Now remove the 6, still easy, yes...?

            5
    3               8
2       4

Now remove the 8, uh oh

            5
    3               
2       4

Getting this tree to be the proper balanced form like:

        4
    3       5
2

Is quite expensive, compared at least to the other removals we have done, and gets exponentially worse as the depth of our tree increases. We could make this go much(exponentially) faster by removing the 2 and the 4, before removing the 8. Particularly if our tree was more than 3 levels deep.

Without sorting removal is on average a O(K * log_I(N)^2). N representing the number of elements total, and K the number to be removed, I the number of children a given node is permitted, log_I(N) then being the depth, and for each level of depth we increase the number of operations quadratically.

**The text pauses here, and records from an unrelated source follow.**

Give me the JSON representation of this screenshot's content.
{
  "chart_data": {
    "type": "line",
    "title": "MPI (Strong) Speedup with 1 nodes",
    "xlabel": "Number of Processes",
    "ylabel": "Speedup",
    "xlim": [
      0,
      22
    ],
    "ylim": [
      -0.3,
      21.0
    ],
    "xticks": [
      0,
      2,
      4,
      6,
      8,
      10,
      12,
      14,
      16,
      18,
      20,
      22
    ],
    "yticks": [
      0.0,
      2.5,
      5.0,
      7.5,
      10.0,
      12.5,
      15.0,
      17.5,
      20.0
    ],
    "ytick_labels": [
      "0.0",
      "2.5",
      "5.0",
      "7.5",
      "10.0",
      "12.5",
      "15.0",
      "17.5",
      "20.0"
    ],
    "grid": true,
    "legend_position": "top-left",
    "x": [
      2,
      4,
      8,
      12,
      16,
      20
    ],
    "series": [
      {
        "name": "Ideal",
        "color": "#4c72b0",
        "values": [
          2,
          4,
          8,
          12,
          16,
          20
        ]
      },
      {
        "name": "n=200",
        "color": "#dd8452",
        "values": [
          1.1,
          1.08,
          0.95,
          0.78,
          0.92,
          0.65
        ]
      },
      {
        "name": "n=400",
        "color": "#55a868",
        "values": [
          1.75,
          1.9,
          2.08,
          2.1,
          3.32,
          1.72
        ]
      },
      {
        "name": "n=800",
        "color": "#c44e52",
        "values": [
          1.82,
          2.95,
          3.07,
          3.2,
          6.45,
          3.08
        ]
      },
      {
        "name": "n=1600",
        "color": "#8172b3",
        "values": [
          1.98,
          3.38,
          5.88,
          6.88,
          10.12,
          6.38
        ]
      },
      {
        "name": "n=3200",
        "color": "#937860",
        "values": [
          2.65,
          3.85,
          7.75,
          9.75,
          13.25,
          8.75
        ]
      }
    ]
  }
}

Removal with some ordering help is on average O(K * log_I(N)), though sometimes ordering cannot help you and you are stuck removing something that will require a re-balance. Still, minimizing this is optimal.

EDIT:

Another possible tree ordering scheme:

            8
    6               7   
1       2       3       4

Accomplishing optimal removal under this circumstance would be easier, because we can take advantage of our knowledge of how things are sorted. Under either situation it is possible, and in fact both are identical, under this one the logic is just a little simpler to understand, because the ordering is more human friendly for the given scenario. In either case in-order is defined as "remove the farthest leaf first", in this case it just so happens to be that the farthest leaves are also the smallest numbers, a fact that we could take advantage of to make it even a little more optimal, but this fact is not necessarily true for the file system example presented(though it may be).

Question 3

I am not convinced that the number of B-tree rebalancing changes significantly if you delete the files in-order. However I do believe that the number of different seeks to external storage will be significantly smaller if you do this. At any time, the only nodes in the B-tree that need be visited will then be the far right boundary of the tree, whereas, with a random order, each leaf block in the B tree is visited with equal probability for each file.

Question 4

Rebalancing for B-Trees are cheaper than B-Tree+ implementations that's why most filesystems and database indexes implementations use them.

There are many approaches when deletion, depending on the approach it can be more efficient in terms of time and the need to rebalance the tree. You'll also have to consider the size of the node, since the number of keys the node can store will affect the need for rebalancing the tree. A large node size will just reorder keys inside the node, but a small one probably will make the tree rebalance many times.

A great resource for understanding this is the famous CLR (Thomas Cormen) book "Introduction to Algorithms".

Question 5

On storage systems where hosting huge directories, the buffer cache will be under stress and buffers may get recycled. So, if you have deletes spaced apart by time, then the number of disk reads to get the btree back in core into the buffer cache, between deletes, may be high.

If you sort the files to be deleted, effectively you are delaying the deletes and bunching them. This may have the side effect of more deletes per block of btree paged in. If there are stats to say what the buffer cache hits are between the two experiments, it may tell if this hypo is wrong or not.

But, if there is no stress on the buffer cache during the deletes, then the btree blocks could stay in core and then my hypothesis is not a valid one.